Week 2 Progress Report

Hi, this is my week 2 Progress report.

Tasks Done:

  1. Created the Encrypter Game.

https://github.com/AnirbanBanik1998/Modern_Speak_and_Spell/commit/86f1e7b66fdd3ed03037384d708ded126433bbeb

  1. Worked on the sample audio files provided to me…to generate decoding accuracy statistics…

https://github.com/AnirbanBanik1998/Modern_Speak_and_Spell/commit/e1aac8692cf5eec0a6e1f02fbf16858ee74a9ddb

https://github.com/AnirbanBanik1998/Modern_Speak_and_Spell/commit/24197352a003dfb7a71ace89cacdfabce07add46

  1. Working on updating the language model based on the results at each time.

  2. Split up the entire language model into commands and characters…so that the accuracy is increased further. Switching between those language models from time to time according to the task being done.

https://github.com/AnirbanBanik1998/Modern_Speak_and_Spell/commit/6a7a98672ae50ae92fbf70048b46ea91737324b3

  1. Updated documentation for the entire project.

Issues Faced:

  1. Accuracy of decoding is not up to the mark…having no problem with the commands…but can’t recognize characters. For some…like X, Y and Z the accuracy is 0% which is really bad.

  2. The updated dictionary too… would work only for the given input audio files…and may not be efficient for others.

I am thinking of discarding the idea of updating the model…and instead work on improving the prediction capacity…

Some suggestions would be welcome.

Work to be done :

  1. Working on the Crossword game.
  2. Updating the work on the speech-decoder.
  3. Updating accuracy stats after each operation…be it running the games…aur launching operations…or just testing.

Regards,
Anirban

<SNIP>

Issues Faced:
1. Accuracy of decoding is not up to the mark....having no problem with the
commands...but can't recognize characters. For some...like X, Y and Z the
accuracy is 0% which is really bad.

Can you elaborate it a bit on this?

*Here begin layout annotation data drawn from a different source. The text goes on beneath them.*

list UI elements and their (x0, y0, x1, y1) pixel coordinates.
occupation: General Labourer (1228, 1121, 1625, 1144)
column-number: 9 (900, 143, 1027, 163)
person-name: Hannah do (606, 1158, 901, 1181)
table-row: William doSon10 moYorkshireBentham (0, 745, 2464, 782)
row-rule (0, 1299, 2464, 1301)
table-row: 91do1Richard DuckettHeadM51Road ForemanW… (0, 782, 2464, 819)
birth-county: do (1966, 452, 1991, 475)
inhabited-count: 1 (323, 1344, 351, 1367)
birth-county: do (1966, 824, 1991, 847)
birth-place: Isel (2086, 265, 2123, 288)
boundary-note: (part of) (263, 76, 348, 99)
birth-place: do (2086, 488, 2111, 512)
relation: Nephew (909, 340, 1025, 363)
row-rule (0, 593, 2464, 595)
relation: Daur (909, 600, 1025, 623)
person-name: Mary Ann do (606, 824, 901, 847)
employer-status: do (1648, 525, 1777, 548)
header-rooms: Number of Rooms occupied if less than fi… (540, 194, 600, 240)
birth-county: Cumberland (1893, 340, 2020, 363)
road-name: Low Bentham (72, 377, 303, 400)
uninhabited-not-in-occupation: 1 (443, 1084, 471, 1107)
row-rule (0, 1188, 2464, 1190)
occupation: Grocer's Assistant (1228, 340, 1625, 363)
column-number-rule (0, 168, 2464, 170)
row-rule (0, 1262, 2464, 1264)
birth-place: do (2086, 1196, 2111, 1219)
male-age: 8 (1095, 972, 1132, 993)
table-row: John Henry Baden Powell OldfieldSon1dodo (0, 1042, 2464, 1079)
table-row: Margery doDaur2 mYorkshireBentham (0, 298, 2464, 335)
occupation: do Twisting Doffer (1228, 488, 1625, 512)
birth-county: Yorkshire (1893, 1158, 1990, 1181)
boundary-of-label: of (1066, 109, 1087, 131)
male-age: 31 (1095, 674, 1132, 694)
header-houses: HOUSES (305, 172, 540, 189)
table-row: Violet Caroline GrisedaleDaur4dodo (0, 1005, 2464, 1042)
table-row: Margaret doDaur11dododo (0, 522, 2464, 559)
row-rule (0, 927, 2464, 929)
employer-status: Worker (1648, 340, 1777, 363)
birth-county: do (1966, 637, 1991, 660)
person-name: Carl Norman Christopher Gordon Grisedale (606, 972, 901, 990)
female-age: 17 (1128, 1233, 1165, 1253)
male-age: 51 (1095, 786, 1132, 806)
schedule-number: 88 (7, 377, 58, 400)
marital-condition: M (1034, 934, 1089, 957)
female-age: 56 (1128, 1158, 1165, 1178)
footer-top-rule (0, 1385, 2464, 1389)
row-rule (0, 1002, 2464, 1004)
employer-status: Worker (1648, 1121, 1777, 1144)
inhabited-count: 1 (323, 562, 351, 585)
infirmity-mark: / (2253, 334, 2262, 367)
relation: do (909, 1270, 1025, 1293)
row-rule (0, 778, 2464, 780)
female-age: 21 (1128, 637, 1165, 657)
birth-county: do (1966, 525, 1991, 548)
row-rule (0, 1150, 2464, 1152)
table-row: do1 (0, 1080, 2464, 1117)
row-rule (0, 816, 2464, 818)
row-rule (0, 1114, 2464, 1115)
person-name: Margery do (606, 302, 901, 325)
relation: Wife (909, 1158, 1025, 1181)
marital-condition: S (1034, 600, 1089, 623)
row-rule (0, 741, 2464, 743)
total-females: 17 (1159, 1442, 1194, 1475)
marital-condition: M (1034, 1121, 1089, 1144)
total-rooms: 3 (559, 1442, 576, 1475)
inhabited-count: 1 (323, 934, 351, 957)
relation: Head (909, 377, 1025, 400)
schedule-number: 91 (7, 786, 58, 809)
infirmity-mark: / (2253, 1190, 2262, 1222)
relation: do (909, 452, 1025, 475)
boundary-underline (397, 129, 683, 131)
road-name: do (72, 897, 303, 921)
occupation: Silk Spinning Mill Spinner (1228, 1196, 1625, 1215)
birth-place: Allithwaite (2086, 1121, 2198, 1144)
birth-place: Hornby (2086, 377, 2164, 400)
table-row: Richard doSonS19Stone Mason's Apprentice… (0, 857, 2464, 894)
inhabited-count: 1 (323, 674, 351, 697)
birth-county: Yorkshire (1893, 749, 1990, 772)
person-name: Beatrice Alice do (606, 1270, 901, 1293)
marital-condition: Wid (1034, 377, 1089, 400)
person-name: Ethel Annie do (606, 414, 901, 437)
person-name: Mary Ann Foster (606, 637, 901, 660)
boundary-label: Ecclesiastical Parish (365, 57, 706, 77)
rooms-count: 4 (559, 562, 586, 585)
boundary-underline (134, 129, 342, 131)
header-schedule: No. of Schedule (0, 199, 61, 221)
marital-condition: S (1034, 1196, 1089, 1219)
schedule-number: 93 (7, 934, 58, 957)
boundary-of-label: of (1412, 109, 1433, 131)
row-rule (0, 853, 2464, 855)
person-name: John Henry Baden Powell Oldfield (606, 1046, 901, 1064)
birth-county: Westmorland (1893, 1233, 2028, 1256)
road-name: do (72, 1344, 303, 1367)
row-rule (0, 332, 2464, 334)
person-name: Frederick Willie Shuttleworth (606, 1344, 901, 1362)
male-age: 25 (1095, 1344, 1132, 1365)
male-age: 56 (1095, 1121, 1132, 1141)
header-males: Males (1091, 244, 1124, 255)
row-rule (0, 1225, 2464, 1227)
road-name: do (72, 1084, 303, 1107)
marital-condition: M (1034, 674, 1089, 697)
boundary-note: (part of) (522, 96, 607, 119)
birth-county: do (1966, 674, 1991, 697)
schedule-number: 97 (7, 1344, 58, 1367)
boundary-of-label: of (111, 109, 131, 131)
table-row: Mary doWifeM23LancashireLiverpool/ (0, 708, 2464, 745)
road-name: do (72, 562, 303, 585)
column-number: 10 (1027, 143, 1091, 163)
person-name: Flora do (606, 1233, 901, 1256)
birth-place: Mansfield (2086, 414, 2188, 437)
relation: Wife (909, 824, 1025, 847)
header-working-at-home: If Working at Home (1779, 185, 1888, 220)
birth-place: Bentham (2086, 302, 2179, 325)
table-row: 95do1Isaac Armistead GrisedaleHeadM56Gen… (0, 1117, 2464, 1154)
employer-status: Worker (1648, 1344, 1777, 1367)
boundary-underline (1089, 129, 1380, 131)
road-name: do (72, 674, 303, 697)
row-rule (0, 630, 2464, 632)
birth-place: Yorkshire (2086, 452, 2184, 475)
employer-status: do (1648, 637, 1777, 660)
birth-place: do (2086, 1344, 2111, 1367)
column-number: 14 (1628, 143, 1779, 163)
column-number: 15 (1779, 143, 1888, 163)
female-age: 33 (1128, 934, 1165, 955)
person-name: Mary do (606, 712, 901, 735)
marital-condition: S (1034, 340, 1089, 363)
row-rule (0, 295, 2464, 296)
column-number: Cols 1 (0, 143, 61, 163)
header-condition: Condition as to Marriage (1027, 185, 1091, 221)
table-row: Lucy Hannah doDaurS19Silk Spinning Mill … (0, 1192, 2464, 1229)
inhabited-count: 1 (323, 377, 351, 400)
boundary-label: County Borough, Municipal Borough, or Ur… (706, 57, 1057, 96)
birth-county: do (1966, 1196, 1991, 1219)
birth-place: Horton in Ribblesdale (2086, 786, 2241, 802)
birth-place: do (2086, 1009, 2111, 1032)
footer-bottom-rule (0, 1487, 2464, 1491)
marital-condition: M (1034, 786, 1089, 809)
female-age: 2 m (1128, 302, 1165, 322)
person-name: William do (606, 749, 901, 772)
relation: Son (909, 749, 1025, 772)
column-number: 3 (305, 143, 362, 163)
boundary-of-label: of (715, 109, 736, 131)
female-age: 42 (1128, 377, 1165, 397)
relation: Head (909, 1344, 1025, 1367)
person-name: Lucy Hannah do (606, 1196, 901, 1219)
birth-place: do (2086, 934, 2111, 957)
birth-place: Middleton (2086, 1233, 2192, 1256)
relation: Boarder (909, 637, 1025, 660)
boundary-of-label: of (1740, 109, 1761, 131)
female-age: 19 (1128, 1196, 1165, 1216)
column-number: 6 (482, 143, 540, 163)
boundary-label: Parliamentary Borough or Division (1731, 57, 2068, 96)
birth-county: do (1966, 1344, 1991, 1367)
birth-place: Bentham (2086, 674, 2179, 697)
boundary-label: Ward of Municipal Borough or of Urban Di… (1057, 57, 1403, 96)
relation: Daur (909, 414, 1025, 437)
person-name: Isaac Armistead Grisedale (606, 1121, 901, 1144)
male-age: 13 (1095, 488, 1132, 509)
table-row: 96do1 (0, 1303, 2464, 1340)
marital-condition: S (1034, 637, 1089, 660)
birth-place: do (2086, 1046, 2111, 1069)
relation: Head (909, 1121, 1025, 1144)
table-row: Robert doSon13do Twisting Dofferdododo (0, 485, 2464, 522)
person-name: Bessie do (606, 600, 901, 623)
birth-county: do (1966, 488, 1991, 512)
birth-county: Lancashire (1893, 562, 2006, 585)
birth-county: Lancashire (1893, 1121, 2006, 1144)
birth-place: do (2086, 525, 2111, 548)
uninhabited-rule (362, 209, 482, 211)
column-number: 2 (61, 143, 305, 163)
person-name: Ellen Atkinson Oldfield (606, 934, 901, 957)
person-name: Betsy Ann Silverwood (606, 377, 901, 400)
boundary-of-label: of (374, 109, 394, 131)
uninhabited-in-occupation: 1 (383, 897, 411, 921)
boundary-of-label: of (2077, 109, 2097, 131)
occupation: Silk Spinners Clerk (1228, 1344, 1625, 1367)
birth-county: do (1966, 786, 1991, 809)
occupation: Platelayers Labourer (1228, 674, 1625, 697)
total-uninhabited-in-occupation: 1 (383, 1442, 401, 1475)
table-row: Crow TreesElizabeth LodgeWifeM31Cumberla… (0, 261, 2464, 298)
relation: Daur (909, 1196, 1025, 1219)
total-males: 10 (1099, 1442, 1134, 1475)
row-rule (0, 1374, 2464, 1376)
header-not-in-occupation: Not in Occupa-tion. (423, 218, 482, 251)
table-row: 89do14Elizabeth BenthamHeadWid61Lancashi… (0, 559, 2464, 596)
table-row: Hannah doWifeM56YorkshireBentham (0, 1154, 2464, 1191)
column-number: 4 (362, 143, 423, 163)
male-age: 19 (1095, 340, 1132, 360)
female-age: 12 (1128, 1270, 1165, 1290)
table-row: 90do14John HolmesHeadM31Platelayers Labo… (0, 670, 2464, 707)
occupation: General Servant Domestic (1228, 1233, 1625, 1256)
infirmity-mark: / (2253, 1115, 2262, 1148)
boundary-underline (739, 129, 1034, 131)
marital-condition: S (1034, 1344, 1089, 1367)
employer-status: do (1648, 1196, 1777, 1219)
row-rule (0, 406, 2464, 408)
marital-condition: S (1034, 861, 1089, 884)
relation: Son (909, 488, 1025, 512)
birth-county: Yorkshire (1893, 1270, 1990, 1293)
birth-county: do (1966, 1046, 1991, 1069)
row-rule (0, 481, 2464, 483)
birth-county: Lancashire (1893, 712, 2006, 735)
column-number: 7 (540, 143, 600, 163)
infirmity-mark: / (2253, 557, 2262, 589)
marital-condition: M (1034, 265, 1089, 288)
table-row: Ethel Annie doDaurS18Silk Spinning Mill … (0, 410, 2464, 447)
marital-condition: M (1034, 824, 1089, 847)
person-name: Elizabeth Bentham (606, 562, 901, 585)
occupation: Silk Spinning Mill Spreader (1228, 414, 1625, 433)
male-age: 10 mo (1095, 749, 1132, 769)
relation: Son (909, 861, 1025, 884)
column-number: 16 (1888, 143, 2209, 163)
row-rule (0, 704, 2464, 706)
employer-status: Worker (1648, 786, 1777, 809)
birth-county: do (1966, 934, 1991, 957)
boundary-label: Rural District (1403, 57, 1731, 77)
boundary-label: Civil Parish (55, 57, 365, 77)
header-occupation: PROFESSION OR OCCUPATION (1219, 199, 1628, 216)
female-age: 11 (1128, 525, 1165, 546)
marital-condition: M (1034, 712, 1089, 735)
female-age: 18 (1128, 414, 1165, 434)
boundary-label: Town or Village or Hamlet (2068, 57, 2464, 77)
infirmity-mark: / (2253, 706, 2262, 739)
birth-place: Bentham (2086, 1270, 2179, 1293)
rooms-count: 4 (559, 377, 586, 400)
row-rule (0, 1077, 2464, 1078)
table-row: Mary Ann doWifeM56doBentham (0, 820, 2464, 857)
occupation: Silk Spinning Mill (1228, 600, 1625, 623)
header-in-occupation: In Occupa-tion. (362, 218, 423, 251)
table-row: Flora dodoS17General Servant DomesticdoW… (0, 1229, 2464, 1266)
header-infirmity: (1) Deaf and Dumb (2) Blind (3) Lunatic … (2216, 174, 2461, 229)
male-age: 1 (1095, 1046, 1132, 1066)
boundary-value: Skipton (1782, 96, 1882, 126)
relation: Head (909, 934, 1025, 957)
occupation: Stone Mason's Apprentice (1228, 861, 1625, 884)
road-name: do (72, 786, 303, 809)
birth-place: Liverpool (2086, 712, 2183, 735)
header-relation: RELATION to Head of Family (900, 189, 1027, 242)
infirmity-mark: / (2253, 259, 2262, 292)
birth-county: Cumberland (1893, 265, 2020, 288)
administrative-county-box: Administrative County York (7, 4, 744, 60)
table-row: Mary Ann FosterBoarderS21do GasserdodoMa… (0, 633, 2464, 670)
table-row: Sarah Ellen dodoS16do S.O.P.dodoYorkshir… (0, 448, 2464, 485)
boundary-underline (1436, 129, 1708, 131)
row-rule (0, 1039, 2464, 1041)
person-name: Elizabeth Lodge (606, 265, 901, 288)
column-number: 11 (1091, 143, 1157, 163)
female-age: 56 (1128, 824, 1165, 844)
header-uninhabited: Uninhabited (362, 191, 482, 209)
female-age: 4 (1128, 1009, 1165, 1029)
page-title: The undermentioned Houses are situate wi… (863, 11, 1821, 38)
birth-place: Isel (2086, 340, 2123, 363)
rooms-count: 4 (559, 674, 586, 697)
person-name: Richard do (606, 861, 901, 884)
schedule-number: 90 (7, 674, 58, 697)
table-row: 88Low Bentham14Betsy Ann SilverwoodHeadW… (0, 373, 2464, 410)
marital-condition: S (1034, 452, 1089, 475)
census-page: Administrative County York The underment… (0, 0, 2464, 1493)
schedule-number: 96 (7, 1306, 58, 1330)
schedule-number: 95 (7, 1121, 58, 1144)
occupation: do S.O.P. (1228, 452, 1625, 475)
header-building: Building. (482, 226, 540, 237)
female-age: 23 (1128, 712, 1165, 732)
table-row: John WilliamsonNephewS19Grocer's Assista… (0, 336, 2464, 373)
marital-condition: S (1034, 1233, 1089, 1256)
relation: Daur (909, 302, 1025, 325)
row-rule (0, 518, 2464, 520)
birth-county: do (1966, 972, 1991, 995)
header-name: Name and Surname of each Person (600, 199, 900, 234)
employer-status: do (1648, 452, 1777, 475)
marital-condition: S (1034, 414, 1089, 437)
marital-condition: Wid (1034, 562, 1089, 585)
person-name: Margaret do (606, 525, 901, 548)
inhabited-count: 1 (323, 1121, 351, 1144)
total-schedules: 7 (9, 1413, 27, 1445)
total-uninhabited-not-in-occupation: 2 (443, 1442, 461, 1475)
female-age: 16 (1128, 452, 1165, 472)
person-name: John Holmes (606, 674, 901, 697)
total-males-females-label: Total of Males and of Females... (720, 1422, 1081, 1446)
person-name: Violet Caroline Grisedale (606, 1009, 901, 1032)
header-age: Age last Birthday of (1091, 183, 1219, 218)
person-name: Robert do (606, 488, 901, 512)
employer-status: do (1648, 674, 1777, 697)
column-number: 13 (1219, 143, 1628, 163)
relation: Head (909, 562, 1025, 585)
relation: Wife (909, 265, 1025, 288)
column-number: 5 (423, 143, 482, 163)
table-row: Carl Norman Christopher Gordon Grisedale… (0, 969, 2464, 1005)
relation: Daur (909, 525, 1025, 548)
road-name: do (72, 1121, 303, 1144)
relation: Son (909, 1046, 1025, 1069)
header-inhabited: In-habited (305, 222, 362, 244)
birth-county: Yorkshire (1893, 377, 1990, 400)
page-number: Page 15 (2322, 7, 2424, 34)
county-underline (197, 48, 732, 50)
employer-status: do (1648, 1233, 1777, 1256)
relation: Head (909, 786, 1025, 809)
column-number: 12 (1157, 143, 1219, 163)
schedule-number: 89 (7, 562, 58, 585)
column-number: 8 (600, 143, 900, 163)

In particular:
- Are you finally on the Pocket Bone HW w/the AGC mic?
- Assuming yes to above, you you confirmed (probally with audacity) that there
is sufficient clean signal recorded to even try recognizing? Thinking something
along the lines of:
    - Do a recording with the same parameters as you are using in the code.
Make sure it is the same mixer settings, word size (8, 16, 32, etc),
stereo/mono, and rate. I think by default Pocket Sphinx wants 16KHz sample
rate, mono and 16 bit but that can be changed.
    - Load it into something like audacity and see if the signal is either too
low, clipping, or otherwise distorted.
- What is it returning for those letters giving your dictionary? Nothing or?
- Try adding "Ex" for X and "Why" for Y and "Zee"/"Zed" to the dictionary and
see if those report hits. A work around might to map those to the letters on
the SW side if you are in a context to read letters.

- Related to above, what are you using for 'Z'? That is, are you using 'Zzzzz'
(like the sound of snoring) or 'Zed'? In otherwords, is it a British or US Z.

Any other detail of your setup that you think may be relevant?